工藤さんの頬も赤い。……すごく、気まずい。俺は誤魔化すようにコーヒーを一口。
「お姉さんって、美人だね」
「ん、あぁ。小さい頃は当たり前で気づかなかったけど」
「ところで、お姉さんって幾つ? とても私達より上には見えないんだけど……。お子さんもいるって言ってたわよね」
「うん。姪が二人いる。もうすぐ中学生になるかな?」
「え? 本当に?」
「マジっす」
「あの外見で子持ちなんて……、ありえないでしょ!」
「俺もそう思う。今まで当たり前すぎて疑問に思わなかったけどさ。俺が知ってる姉さんって、齢取ってないって感じだよ。

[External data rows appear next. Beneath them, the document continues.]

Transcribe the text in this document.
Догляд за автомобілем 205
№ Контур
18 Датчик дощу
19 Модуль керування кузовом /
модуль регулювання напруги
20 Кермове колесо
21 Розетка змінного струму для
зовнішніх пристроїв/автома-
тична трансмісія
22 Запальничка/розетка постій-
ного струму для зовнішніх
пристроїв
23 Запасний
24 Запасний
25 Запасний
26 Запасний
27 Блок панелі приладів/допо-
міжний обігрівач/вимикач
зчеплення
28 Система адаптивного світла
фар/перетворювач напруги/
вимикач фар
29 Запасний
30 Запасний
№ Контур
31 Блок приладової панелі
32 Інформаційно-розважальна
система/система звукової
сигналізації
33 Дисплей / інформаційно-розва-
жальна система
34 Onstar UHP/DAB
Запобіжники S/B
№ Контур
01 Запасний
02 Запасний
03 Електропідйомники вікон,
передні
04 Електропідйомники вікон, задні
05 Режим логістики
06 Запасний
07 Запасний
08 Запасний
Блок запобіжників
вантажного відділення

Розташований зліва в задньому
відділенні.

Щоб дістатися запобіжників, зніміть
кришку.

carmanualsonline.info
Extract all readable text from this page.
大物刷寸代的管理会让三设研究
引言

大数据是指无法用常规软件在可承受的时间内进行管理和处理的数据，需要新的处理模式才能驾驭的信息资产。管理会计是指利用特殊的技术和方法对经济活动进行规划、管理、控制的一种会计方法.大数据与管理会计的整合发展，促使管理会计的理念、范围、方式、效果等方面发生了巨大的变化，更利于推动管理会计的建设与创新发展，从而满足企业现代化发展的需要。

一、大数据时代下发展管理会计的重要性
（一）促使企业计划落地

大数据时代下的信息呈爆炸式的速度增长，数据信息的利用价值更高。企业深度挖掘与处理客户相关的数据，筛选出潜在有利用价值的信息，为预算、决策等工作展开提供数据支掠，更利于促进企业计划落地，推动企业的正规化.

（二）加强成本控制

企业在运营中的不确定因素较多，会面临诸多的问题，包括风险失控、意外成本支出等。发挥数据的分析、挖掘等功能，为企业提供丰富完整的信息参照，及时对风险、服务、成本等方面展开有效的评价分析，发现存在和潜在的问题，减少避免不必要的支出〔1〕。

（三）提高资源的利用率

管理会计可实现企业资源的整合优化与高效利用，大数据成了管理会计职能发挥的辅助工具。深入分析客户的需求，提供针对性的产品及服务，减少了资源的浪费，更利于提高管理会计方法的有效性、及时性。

本人は永遠の十七歳って言ってるけどね、マジ、冗談に聞こえない」
「むしろ、十五歳ぐらいに見えちゃった。とても結婚できる年齢には見えないよぉ」
円が姉さんと一緒に買い物に行ったときに、姉だと思われてぶつぶつ言ってたことを思い出す。知らない人には、確かそう見えるだろう。
工藤さんがじっと考えてからおもむろに訊いた。
「お姉さんって、エルフの血が入ってるんじゃない?」
「はぁ? エルフって、妖精の?」
「だって、周君より十歳以上は年上なんでしょ? それで、あの外見ってあり得ないもん。実はお姉さん、異世界からやってきたエルフさんじゃないの?」
「いやいやいや。明らかに死んだ親父の血が入ってる。姉さん、親父の若い頃にそっくりだし」
「うーん、じゃぁ、お父さんとエルフさんとの間にできた、ハーフエルフとか。
実は周君のお父さん、若い頃に勇者として異世界に召喚されて、そこでエルフの姫君と恋に落ちたのよ。で、そのときにできた娘が父親に会うために魔法で世界を超えてきたとか」
工藤さんは真剣な顔で言う。いやいやいや、そんな表情で話す内容じゃないと思うんだが……。
後日、姉さんにこの話をしたら、大笑いされた。「でも、その話はおもしろいからネタにもらおう」となったが、姉さんは真剣な顔で一言。
「問題は、どうやって魔法を使うかだ。私は魔法、使えないんだよなぁ」
でも、姉さんはあの日、一つ魔法を使ってくれていた。
あの日から俺と奏さんとの距離は縮まり、互いを名前で呼ぶようになったから。